Center for Environmental and Human Toxicology, Department of Physiological Sciences, College of Veterinary Medicine, UF Genetics Institute, University of Florida, Gainesville, FL 32611, USA.

Published: March 2022

Mitochondria are significant targets in cells for many environmental chemicals. Mitochondrial damage and dysfunction can lead to apoptosis and death of fish. The objectives of this study were to compare the modes of action (MOAs) between fish, cell and mitochondrial toxicity. To achieve the goal, toxicity correlation, excess toxicity and quantitative structure-activity relationship (QSAR) were investigated between these three toxicity endpoints for a wide range of compounds. Results showed that fish toxicity is well correlated to cytotoxicity, but overall fish toxicity is relatively greater than the cytotoxicity. On the other hand, fish or cell toxicity is poorly related to mitochondrial toxicity, suggesting some compounds share same toxic mechanism but some not.
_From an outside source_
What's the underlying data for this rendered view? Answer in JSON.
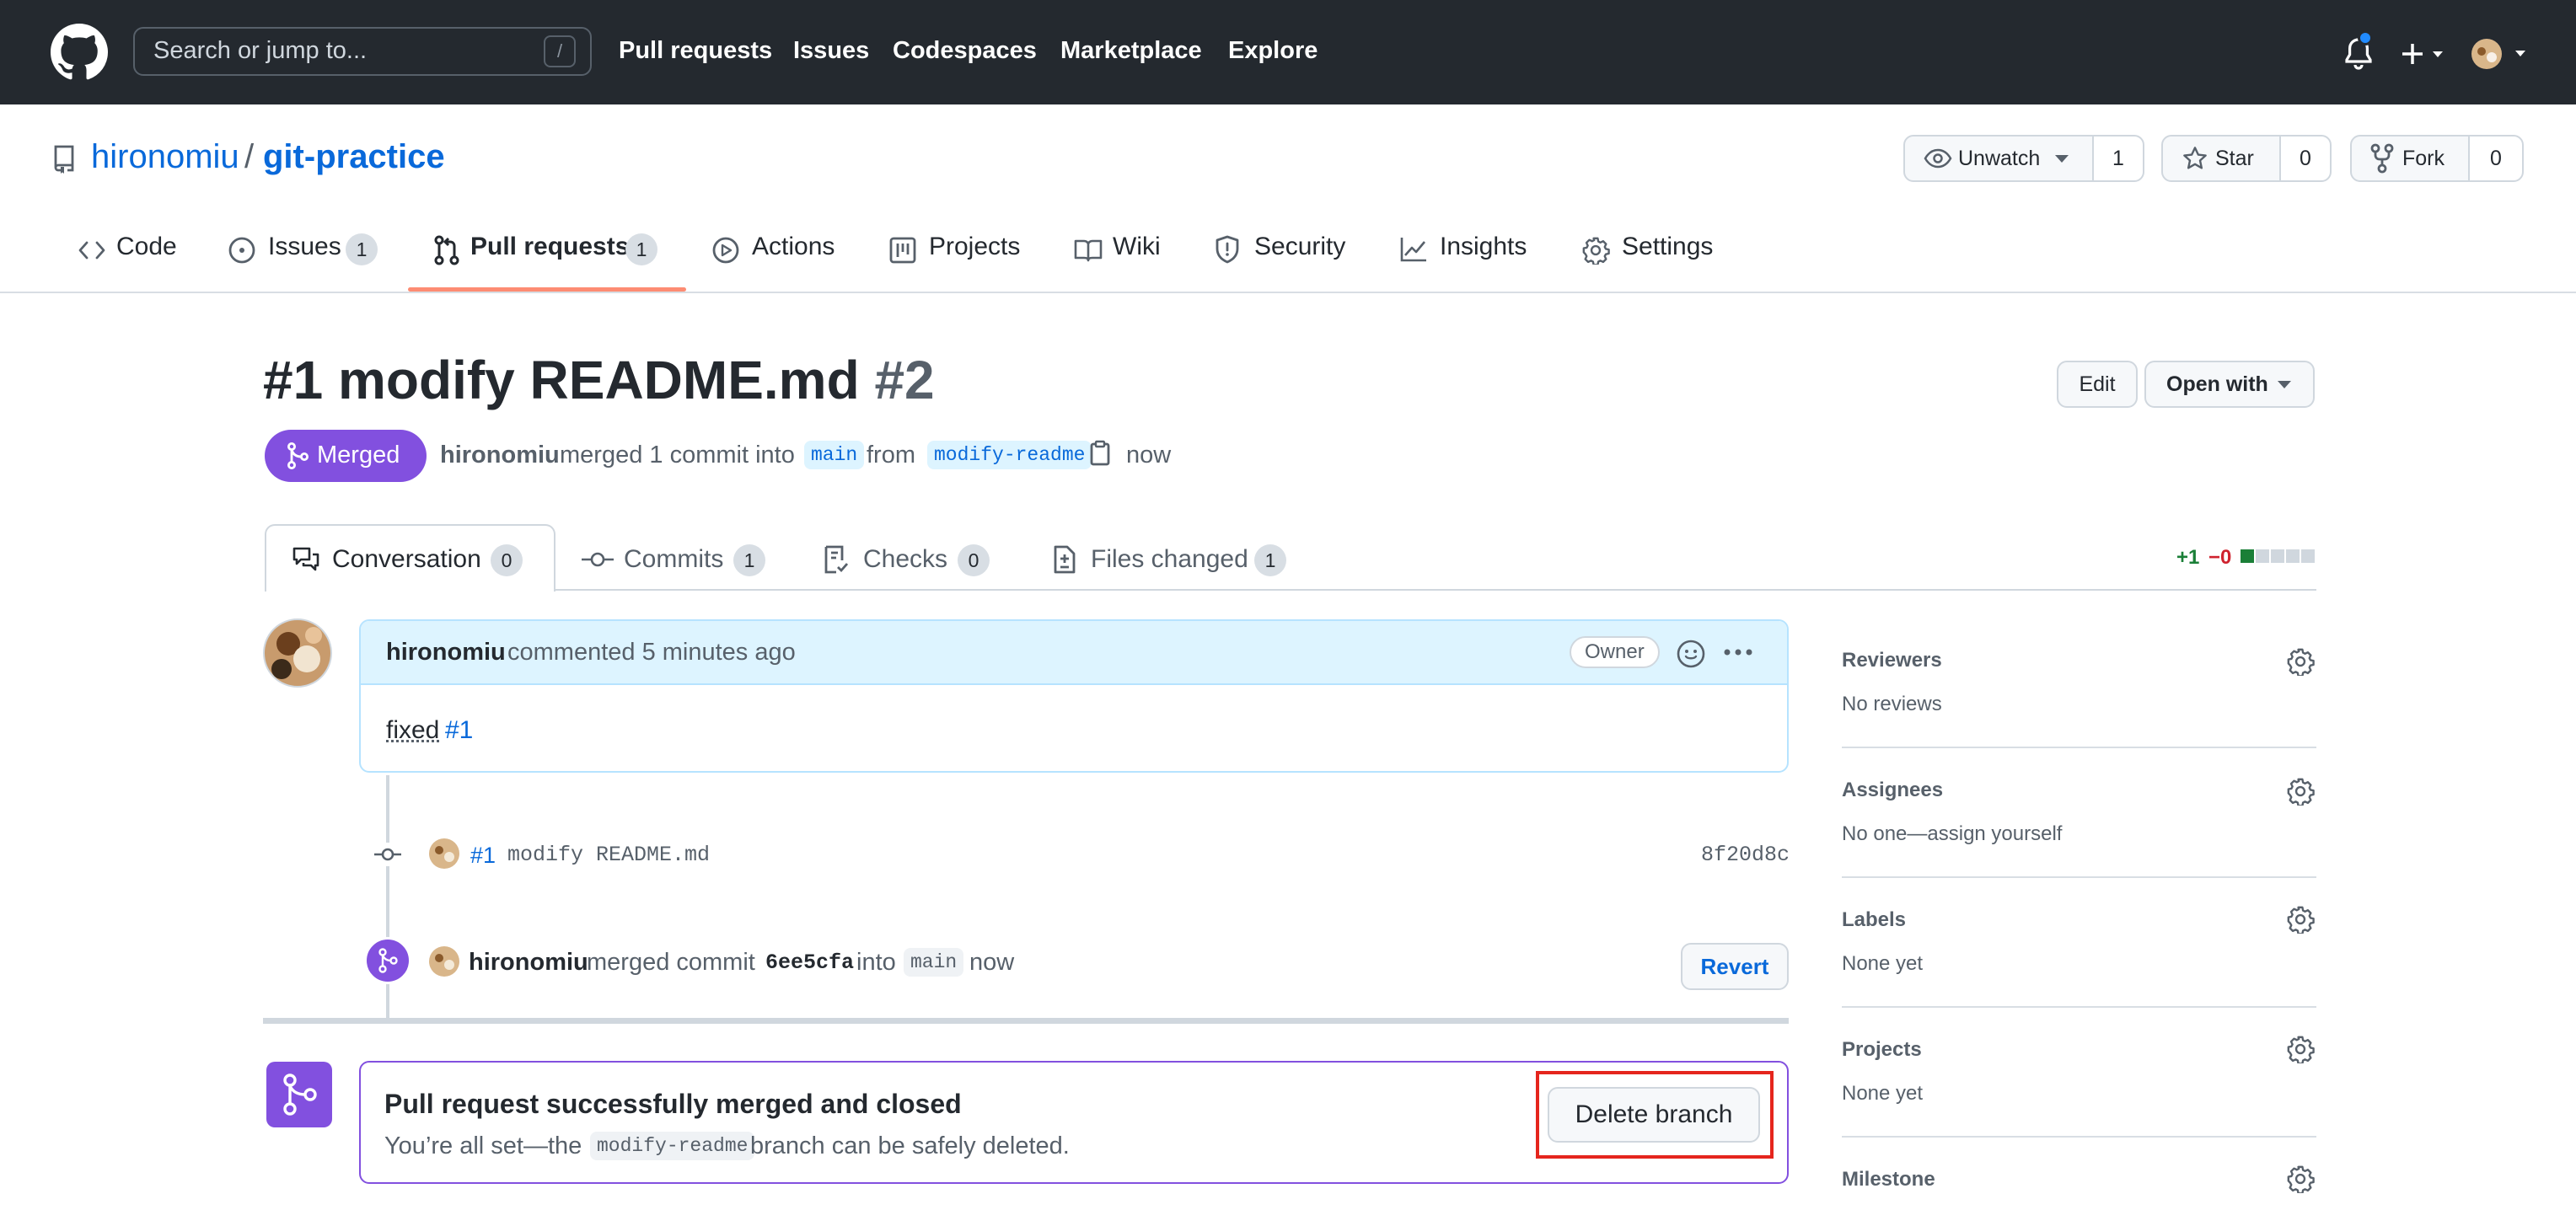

The excess toxicity calculated from toxicity ratio (TR) shows that specifically-acting compounds in cytotoxicity, such as insecticides, fungicides, herbicides, dyes and medications used to treat cancer, depression, heart failure and blood pressure, are active compounds in mitochondrial toxicity. However, the less inert compounds identified in fish and cell toxicity exhibit greatly mitochondrial toxicity. QSAR models reveal that fish or cell toxicity is closely related to the chemical hydrophobicity, ionization, energy of lowest unoccupied molecular orbital, hydrogen bonding potential and stability. These descriptors reflect chemical bio-uptake, reactivity and interaction with target receptors. On the other hand, binomial model reveals that mitochondrial toxicity is closely related to the chemical hydrophobicity and polarizability/dipolarity, indicating bio-uptake and Van der Waals interaction play key roles in mitochondrial toxicity. Theoretical equations have been used to explain the toxicity correlation, excess toxicity and QSAR for fish, cell and mitochondrial toxicity. Above results suggest that cytotoxicity can serve as a surrogate for fish toxicity and be used in the safety evaluation of organic pollutants in aqueous environment, but not mitochondrial toxicity, although some compounds share same modes of action between fish or cell toxicity and mitochondrial toxicity.